Tekanan pasokan dorong harga minyak sawit turun
Pada akhir sesi perdagangan kemarin, kelompok bahan baku industri mencatat tekanan jual yang dominan dengan 6 dari 9 komoditas melemah secara bersamaan. Khususnya, harga minyak sawit Malaysia untuk kontrak Januari turun hampir 1,5%, menjadi 991,2 USD/ton. MXV berkomentar bahwa tekanan penurunan harga terutama berasal dari kekhawatiran akan kelebihan pasokan ketika produksi dan inventaris di Malaysia meningkat tajam.
Menurut data Asosiasi Minyak Sawit Malaysia (MPOA), produksi minyak sawit negara tersebut pada periode 1 hingga 20 November diperkirakan meningkat sebesar 3,24% dibandingkan bulan sebelumnya, berlawanan dengan pola musiman di mana produksi biasanya menurun pada bulan November akibat musim hujan. Peningkatan pasokan yang tak terduga, di tengah perlambatan ekspor, telah mendorong persediaan ke tingkat yang mengkhawatirkan karena stok minyak sawit pada bulan Oktober mencapai 2,46 juta ton, rekor tertinggi dibandingkan periode yang sama dalam beberapa tahun terakhir.
Data dari SunSirs juga menunjukkan bahwa dalam 20 hari pertama bulan November, ekspor minyak sawit Malaysia turun tajam sebesar 14,1-20,5% dibandingkan bulan sebelumnya. Dengan momentum pelemahan ini, persediaan diperkirakan akan terus meningkat di bulan November, kemungkinan mencapai 2,60-2,70 juta ton, memberikan tekanan besar pada harga karena pasokan meningkat tetapi produksi menurun.

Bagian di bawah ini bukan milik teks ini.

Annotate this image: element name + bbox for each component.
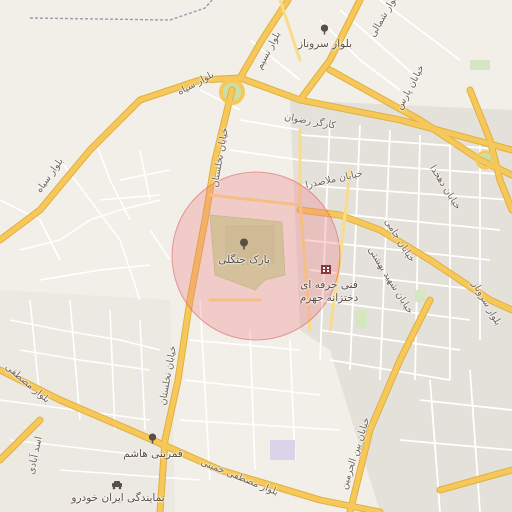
technical-school-label[interactable]: فنی حرفه ای دختزانه جهرم [292, 279, 366, 305]
green-patch [470, 60, 490, 70]
ghamarbani-hashem-label[interactable]: قمربنی هاشم [120, 448, 186, 461]
technical-school-line2: دختزانه جهرم [299, 292, 359, 304]
technical-school-line1: فنی حرفه ای [300, 279, 358, 291]
purple-patch [270, 440, 295, 460]
iran-khodro-agency-label[interactable]: نمایندگی ایران خودرو [70, 492, 166, 505]
forest-park-label[interactable]: پارک جنگلی [214, 254, 274, 267]
green-patch [415, 290, 425, 302]
green-patch [355, 310, 367, 328]
sarvnaz-blvd-poi-label[interactable]: بلوار سروناز [293, 38, 357, 51]
map-canvas[interactable]: پارک جنگلی فنی حرفه ای دختزانه جهرم بلوا… [0, 0, 512, 512]
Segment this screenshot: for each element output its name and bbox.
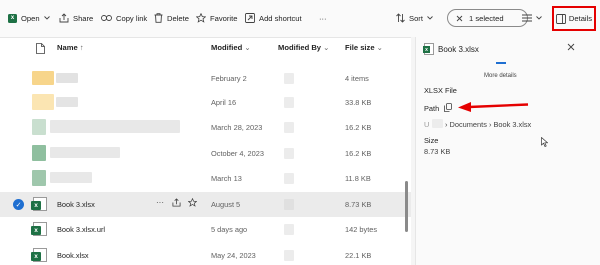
file-type-icon bbox=[36, 43, 45, 54]
checkmark-icon[interactable]: ✓ bbox=[13, 199, 24, 210]
chevron-down-icon: ⌄ bbox=[376, 43, 384, 52]
list-item[interactable]: x Book 3.xlsx.url 5 days ago 142 bytes bbox=[0, 217, 411, 242]
more-details-indicator bbox=[496, 62, 506, 64]
more-icon: ··· bbox=[319, 13, 327, 23]
close-icon[interactable] bbox=[567, 43, 575, 53]
path-value[interactable]: › Documents › Book 3.xlsx bbox=[445, 120, 531, 129]
column-header-file-size[interactable]: File size ⌄ bbox=[345, 43, 383, 52]
redacted-name bbox=[50, 147, 120, 158]
copy-link-button[interactable]: Copy link bbox=[101, 11, 147, 25]
more-details-link[interactable]: More details bbox=[484, 73, 517, 79]
file-type-label: XLSX File bbox=[424, 86, 457, 95]
scrollbar[interactable] bbox=[405, 181, 408, 232]
redacted-avatar bbox=[284, 148, 294, 159]
redacted-name bbox=[50, 120, 180, 133]
path-label: Path bbox=[424, 104, 440, 113]
list-item[interactable]: March 13 11.8 KB bbox=[0, 166, 411, 191]
mouse-cursor-icon bbox=[541, 136, 549, 149]
redacted-avatar bbox=[284, 122, 294, 133]
excel-icon bbox=[32, 145, 46, 161]
command-bar: x Open Share Copy link Delete Favorite A… bbox=[0, 0, 600, 37]
table-row-selected[interactable]: ✓ x Book 3.xlsx ··· August 5 8.73 KB bbox=[0, 192, 411, 217]
column-header-name[interactable]: Name ↑ bbox=[57, 43, 84, 52]
redacted-avatar bbox=[284, 250, 294, 261]
add-shortcut-button[interactable]: Add shortcut bbox=[245, 11, 302, 25]
share-icon[interactable] bbox=[172, 198, 181, 209]
favorite-button[interactable]: Favorite bbox=[196, 11, 237, 25]
redacted-avatar bbox=[284, 199, 294, 210]
chevron-down-icon bbox=[427, 16, 433, 20]
details-button[interactable]: Details bbox=[552, 6, 596, 31]
column-header-modified-by[interactable]: Modified By ⌄ bbox=[278, 43, 330, 52]
more-icon[interactable]: ··· bbox=[156, 198, 164, 207]
excel-icon: x bbox=[8, 13, 17, 23]
list-view-icon bbox=[522, 14, 532, 22]
star-icon bbox=[196, 13, 206, 23]
list-item[interactable]: February 2 4 items bbox=[0, 66, 411, 91]
sort-icon bbox=[396, 13, 405, 23]
chevron-down-icon: ⌄ bbox=[323, 43, 330, 52]
excel-link-file-icon: x bbox=[31, 222, 47, 236]
excel-icon bbox=[32, 119, 46, 135]
excel-file-icon: x bbox=[423, 43, 434, 55]
redacted-avatar bbox=[284, 173, 294, 184]
excel-file-icon: x bbox=[31, 197, 47, 211]
redacted-name bbox=[56, 97, 78, 107]
chevron-down-icon bbox=[536, 16, 542, 20]
excel-file-icon: x bbox=[31, 248, 47, 262]
redacted-avatar bbox=[284, 97, 294, 108]
red-arrow-annotation bbox=[458, 102, 529, 112]
redacted-avatar bbox=[284, 73, 294, 84]
list-item[interactable]: March 28, 2023 16.2 KB bbox=[0, 115, 411, 140]
delete-button[interactable]: Delete bbox=[154, 11, 189, 25]
redacted-avatar bbox=[284, 224, 294, 235]
folder-icon bbox=[32, 71, 54, 85]
path-prefix: U bbox=[424, 120, 430, 129]
share-button[interactable]: Share bbox=[59, 11, 93, 25]
list-item[interactable]: April 16 33.8 KB bbox=[0, 90, 411, 115]
list-item[interactable]: x Book.xlsx May 24, 2023 22.1 KB bbox=[0, 243, 411, 265]
more-options-button[interactable]: ··· bbox=[319, 11, 327, 25]
open-button[interactable]: x Open bbox=[8, 11, 50, 25]
redacted-path-segment bbox=[432, 119, 443, 128]
close-icon[interactable] bbox=[456, 15, 463, 22]
file-icon bbox=[32, 94, 54, 110]
column-header-modified[interactable]: Modified ⌄ bbox=[211, 43, 251, 52]
sort-ascending-icon: ↑ bbox=[79, 43, 84, 52]
trash-icon bbox=[154, 13, 163, 23]
info-panel-icon bbox=[555, 13, 566, 24]
share-icon bbox=[59, 13, 69, 23]
list-item[interactable]: October 4, 2023 16.2 KB bbox=[0, 141, 411, 166]
chevron-down-icon bbox=[43, 16, 50, 20]
redacted-name bbox=[56, 73, 78, 83]
copy-icon[interactable] bbox=[444, 103, 452, 114]
size-value: 8.73 KB bbox=[424, 147, 451, 156]
chevron-down-icon: ⌄ bbox=[244, 43, 251, 52]
selection-count-pill[interactable]: 1 selected bbox=[447, 9, 528, 27]
redacted-name bbox=[50, 172, 92, 183]
link-icon bbox=[101, 14, 112, 22]
view-options-button[interactable] bbox=[522, 11, 542, 25]
star-icon[interactable] bbox=[187, 197, 198, 209]
details-title: Book 3.xlsx bbox=[438, 45, 479, 54]
add-shortcut-icon bbox=[245, 13, 255, 23]
sort-button[interactable]: Sort bbox=[396, 11, 433, 25]
excel-icon bbox=[32, 170, 46, 186]
size-label: Size bbox=[424, 136, 439, 145]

Di Tiongkok, permintaan impor minyak sawit yang lemah membatasi pemulihan pasar. SunSirs mencatat bahwa pembelian untuk pengiriman bulan Desember masih sangat rendah, terutama karena margin impor yang kurang menarik, yang membuat para importir Tiongkok berhati-hati.
Di sisi lain, India telah muncul sebagai penopang utama harga minyak sawit. Negara ini telah memangkas impor minyak nabati lainnya secara drastis karena tingginya harga, dengan impor minyak kedelai turun 12% menjadi 400.000 ton dan minyak bunga matahari turun 44% ke level terendah dalam dua tahun terakhir di angka 145.000 ton. Namun, impor minyak sawit pada bulan November naik menjadi 630.000 ton, 4,6% lebih tinggi dibandingkan bulan Oktober, berkat daya saing harga.
Selain itu, dari sisi pasokan Indonesia, pasar menerima sinyal yang meyakinkan dari kekhawatiran bencana alam. Gabungan Pengusaha Kelapa Sawit Indonesia (GAPKI) menegaskan bahwa banjir dan longsor hebat yang baru-baru ini terjadi di Pulau Sumatra tidak akan berdampak signifikan terhadap produksi minyak sawit nasional pada tahun 2025. Ketua GAPKI Eddy Martono mengatakan bahwa sejauh ini hanya satu perusahaan di Aceh Tamiang yang terpaksa menghentikan sementara produksi untuk memperbaiki tangki, sementara wilayah-wilayah penting seperti Sumatra Barat dan Sumatra Utara belum mencatat gangguan di perkebunan, meskipun infrastruktur transportasi ke pelabuhan Aceh masih dalam perbaikan. Informasi ini membantu meredakan kekhawatiran tentang risiko gangguan rantai pasokan dari produsen minyak sawit terbesar di dunia tersebut.